サマーディの状況に入るやり方については、仏教では二通りあると言われています。サマタとヴィパッサナーと呼ばれる方法を用いて瞑想状態に入るという事です。それらのやり方について、これまで仏教で長く伝えられてきました。この二つの方法は全く別のものかというと実はそうではありません。お互いに関連し合っています。従って両方の方法を身につけることが大切です。
サマタでの瞑想について
サマタの意味の大枠を漢語で書くと止とあらわされます。このことの意味合いは、心を乱さずにしずめることです。そのために息を整えるということが行われます。静かに息をしその数を数えるというようなやり方がとられます。静かに息をしてそのことに集中し、無の境地に入っていきます。息を乱さないようにして、息をしながら無の境地に入る事に注目し、呼吸以外のことは考えないようにしましょう。呼吸を意識し呼吸を続けることにより、私達が日頃感じているストレスから解放されるのです。ただ呼吸に心を傾けて、ゆっくりと呼吸に集中する事をできるだけ長い時間行います。しぜんと自分が無の境地に入っていくことが分かります。これまで考えていたことがだんだんと薄くなくなっていくということが分かってきます。このような無の境地に達するということが瞑想状態に入ったということです。言い方を変えると無に集中するということになります。
ヴィパッサナーの瞑想について
先程述べた様にサマタの瞑想というのが心を鎮めるということが主であるということに対し、ヴィパッサナーの瞑想では何かを集中して心で見るということで瞑想状態に入ろうというものです。ヴィパッサナーの意味の大枠を漢語で書くと観とされます。心で見るものというものも様々なものがある訳ですが、よく行なわれるのが呼吸を観るということです。サマタの瞑想と通じるところがあるのですが、呼吸をする際に出る息と入る息というものを観察します。その事に集中をします。このことは先程の三昧ということで述べた事と似ています。何々三昧という時には何かを心で集中してみるということを意味するわけです。そのようにしてじっくりと心で色々な事を観ることによって、無の境地に達するということです。そのもの以外のものは考えないという意味で、最終的にはサマタ瞑想と似たような状況になってくる訳です。
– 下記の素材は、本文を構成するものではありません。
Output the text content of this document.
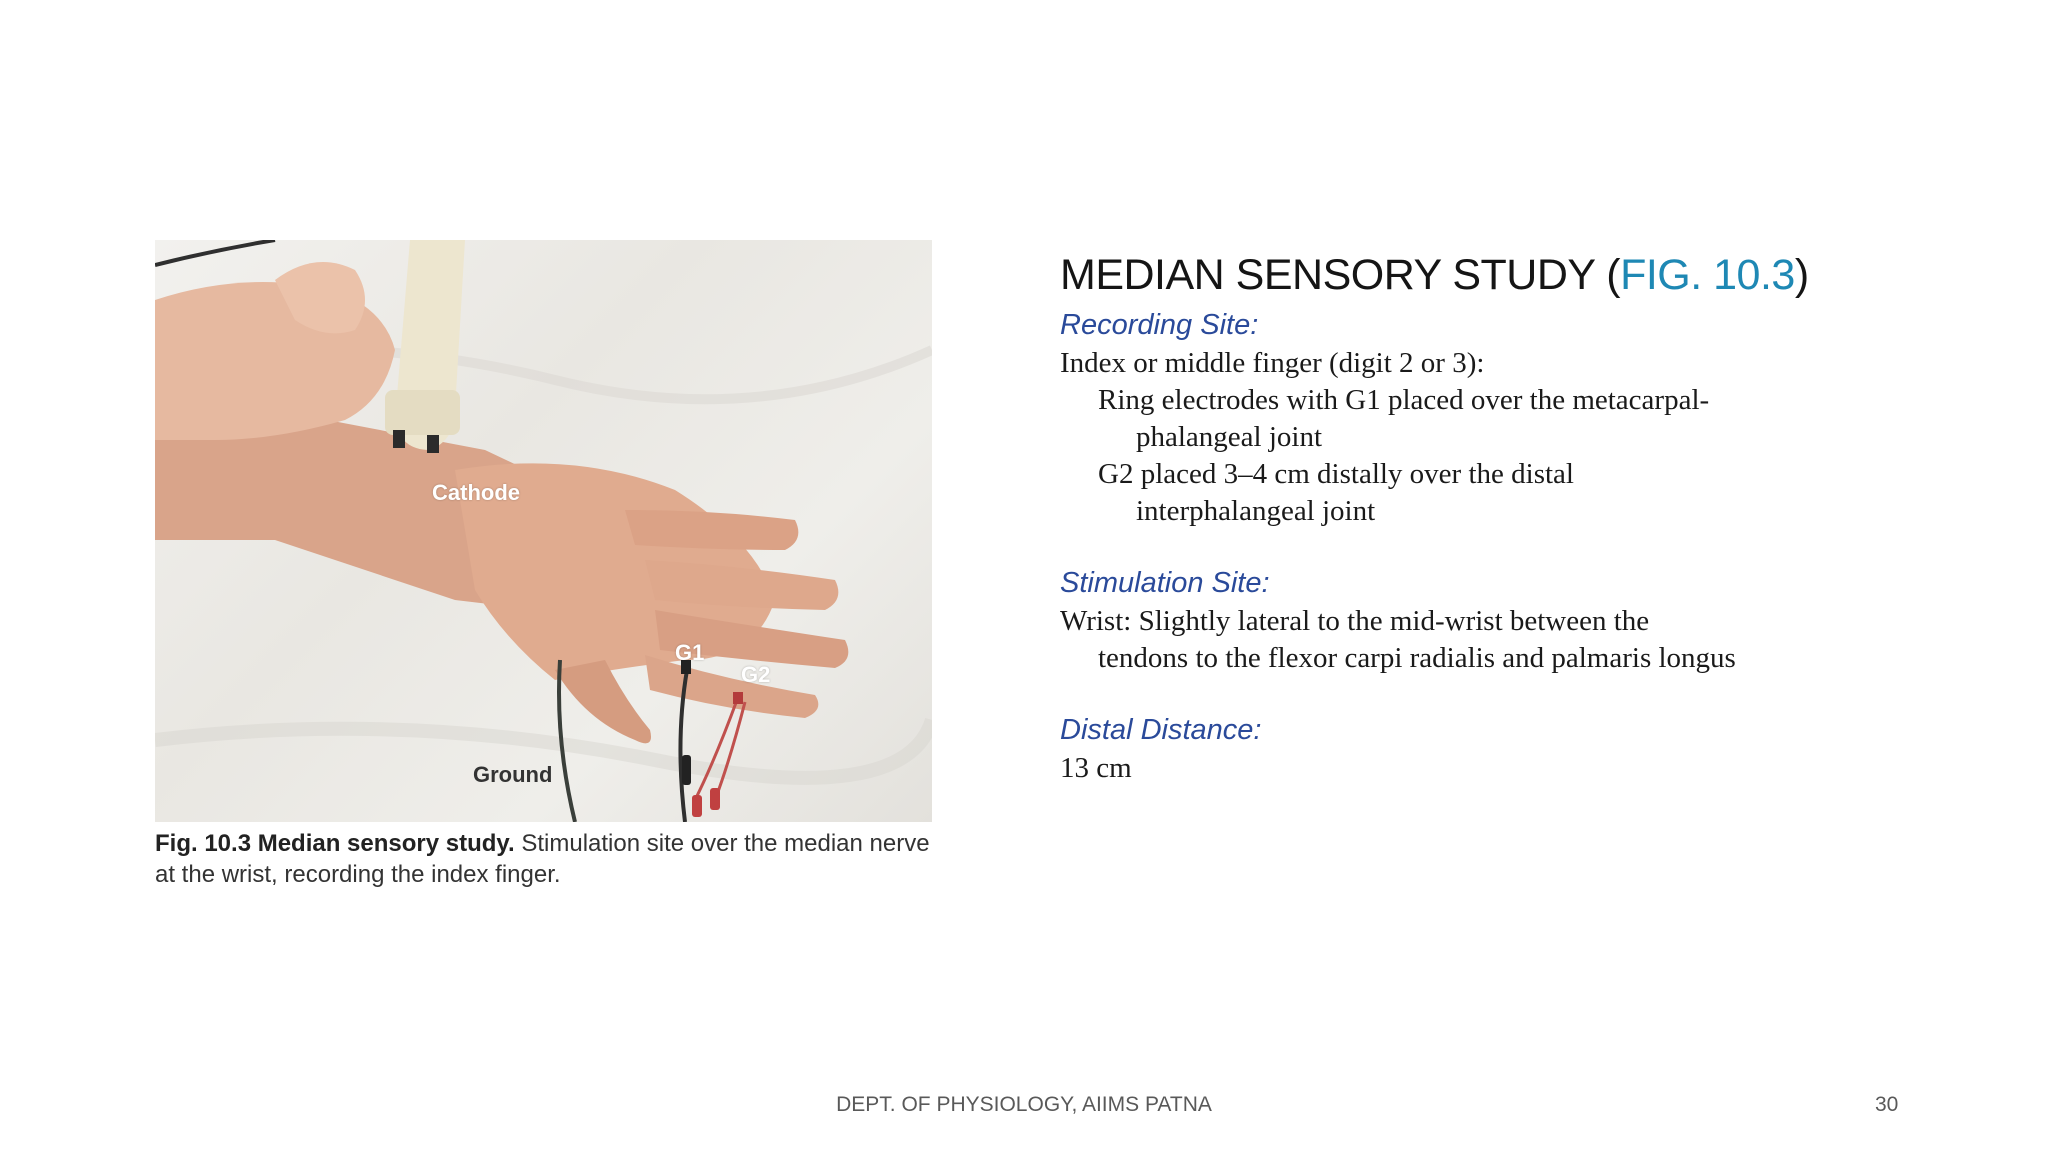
Cathode
G1
G2
Ground
Fig. 10.3 Median sensory study. Stimulation site over the median nerve at the wrist, recording the index finger.
MEDIAN SENSORY STUDY (FIG. 10.3)
Recording Site:
Index or middle finger (digit 2 or 3):
Ring electrodes with G1 placed over the metacarpal-
phalangeal joint
G2 placed 3–4 cm distally over the distal
interphalangeal joint
Stimulation Site:
Wrist: Slightly lateral to the mid-wrist between the
tendons to the flexor carpi radialis and palmaris longus
Distal Distance:
13 cm
DEPT. OF PHYSIOLOGY, AIIMS PATNA	30
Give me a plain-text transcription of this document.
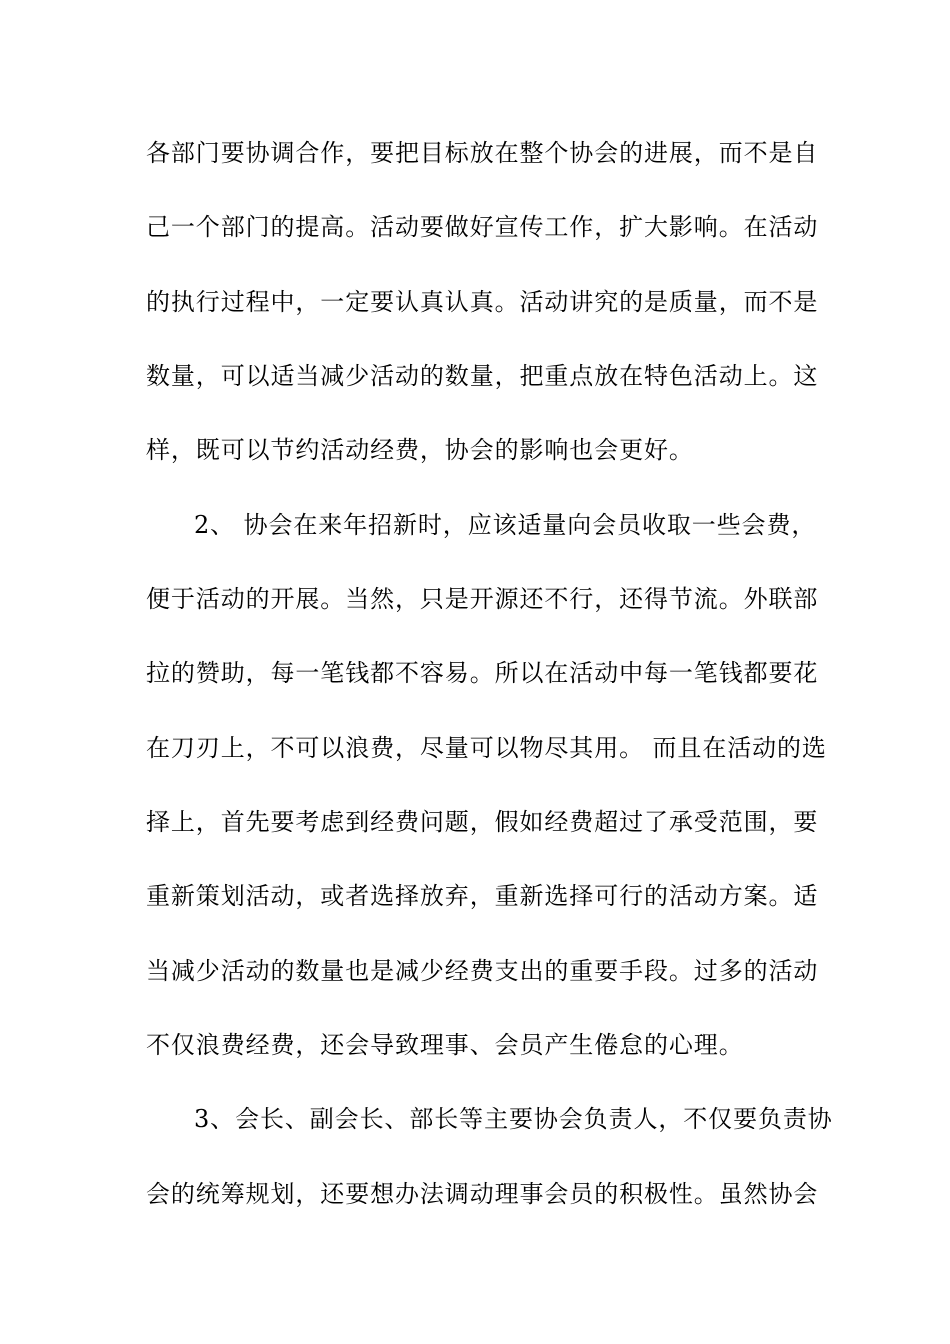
各部门要协调合作，要把目标放在整个协会的进展，而不是自
己一个部门的提高。活动要做好宣传工作，扩大影响。在活动
的执行过程中，一定要认真认真。活动讲究的是质量，而不是
数量，可以适当减少活动的数量，把重点放在特色活动上。这
样，既可以节约活动经费，协会的影响也会更好。
2、 协会在来年招新时，应该适量向会员收取一些会费，
便于活动的开展。当然，只是开源还不行，还得节流。外联部
拉的赞助，每一笔钱都不容易。所以在活动中每一笔钱都要花
在刀刃上，不可以浪费，尽量可以物尽其用。 而且在活动的选
择上，首先要考虑到经费问题，假如经费超过了承受范围，要
重新策划活动，或者选择放弃，重新选择可行的活动方案。适
当减少活动的数量也是减少经费支出的重要手段。过多的活动
不仅浪费经费，还会导致理事、会员产生倦怠的心理。
3、会长、副会长、部长等主要协会负责人，不仅要负责协
会的统筹规划，还要想办法调动理事会员的积极性。虽然协会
ヴィパッサナーの迷走とサマタの瞑想は、入り口は違うのですが結果としては同じところを目指しているということになります。
サマタ瞑想とヴィパッサナー瞑想の関係
ここまで述べてきたようにサマタ瞑想とヴィパッサナー瞑想は、サマタの瞑想では心を鎮めるということヴィパッサナーの瞑想では何かに集中して観るということと、最初の入り口は違うのですが最終的には同じところに達するということになります。この事は、古来より仏教でも言われています。両者は車の両輪のように互いに無くてはならないこととされています。どちらかをやればいいという問題ではないのです。どちらかのみで成立するというものでありません。逆に言うと、どちらも互いに深く関係しているという風に言うこともできます。どちらかを最初にやっても結局は両方が行なうようなことになるというのが仏の教えです。そのことを表す仏教の言葉として止観というものがあります。この止観という言葉の止はサマタ瞑想を意味し、観はヴィパッサナー瞑想を意味します。お互いのやり方の役割はお互いの事に効果的に働くものであり、その事で瞑想状態に入っていくという事です。
まとめ
ここまで述べてきたように、私たちが日ごろ使う何々三昧という言葉は元々はインドのサマーディという瞑想状態を表わす言葉です。瞑想状態に入るやり方としては、サマタ瞑想とヴィパッサナー瞑想という異なった二つのやり方がありますが、この二つのやり方というのは入り口が違うだけで到達するところは同じです。お互いにその重要性を高めあっていくというような存在になっています。このような意味合いを理解し、ゆっくりと瞑想に入ってリラックスをしストレスを解消がされると良いでしょう。